Le département d'État américain a déclaré que l'hémisphère occidental est une préoccupation pour Washington.
Le département d'État américain a publié une déclaration affirmant que l'hémisphère occidental est une zone d'intérêt pour Washington.

Selon RIA Novosti, le département d'État américain a publié un communiqué indiquant que l'hémisphère occidental est une zone de préoccupation pour Washington. « Il s'agit de notre hémisphère, et le président Donald Trump ne tolérera aucune menace à notre sécurité », a déclaré le département d'État américain dans un communiqué diffusé sur les réseaux sociaux.
Le département d'État américain a inclus dans sa publication une photo en noir et blanc du dirigeant américain lors d'un événement officiel, sur laquelle était inscrit en lettres blanches et rouges le slogan : « Ceci est NOTRE hémisphère. »

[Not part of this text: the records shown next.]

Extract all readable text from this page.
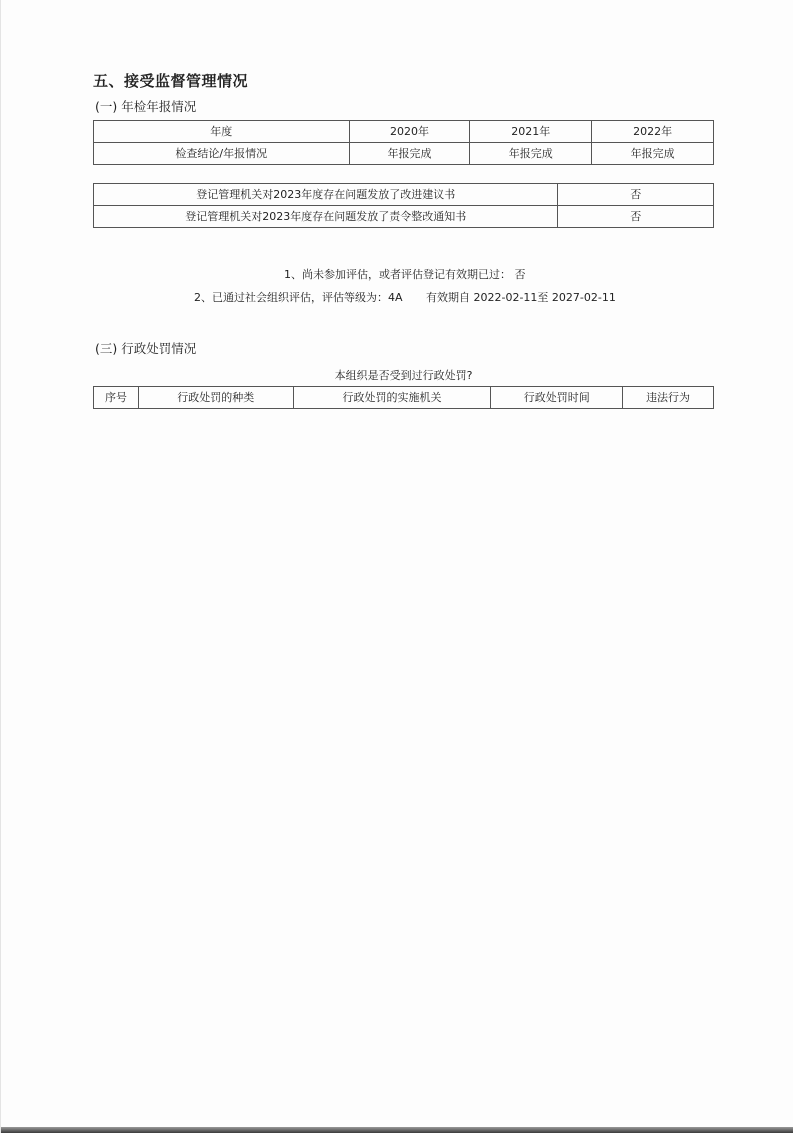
五、接受监督管理情况
(一) 年检年报情况
年度	2020年	2021年	2022年
检查结论/年报情况	年报完成	年报完成	年报完成
登记管理机关对2023年度存在问题发放了改进建议书	否
登记管理机关对2023年度存在问题发放了责令整改通知书	否
1、尚未参加评估，或者评估登记有效期已过： 否
2、已通过社会组织评估，评估等级为：4A 有效期自 2022-02-11至 2027-02-11
(三) 行政处罚情况
本组织是否受到过行政处罚?
序号	行政处罚的种类	行政处罚的实施机关	行政处罚时间	违法行为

Cette déclaration du département d'État américain intervient dans un contexte de tensions croissantes dans l'hémisphère occidental, notamment suite à l'opération de débarquement américaine à Caracas, au Venezuela.
Selon le président Donald Trump, les États-Unis ont mené des attaques de grande envergure contre la capitale vénézuélienne, et le président vénézuélien Nicolas Maduro et son épouse ont été arrêtés et expulsés du pays.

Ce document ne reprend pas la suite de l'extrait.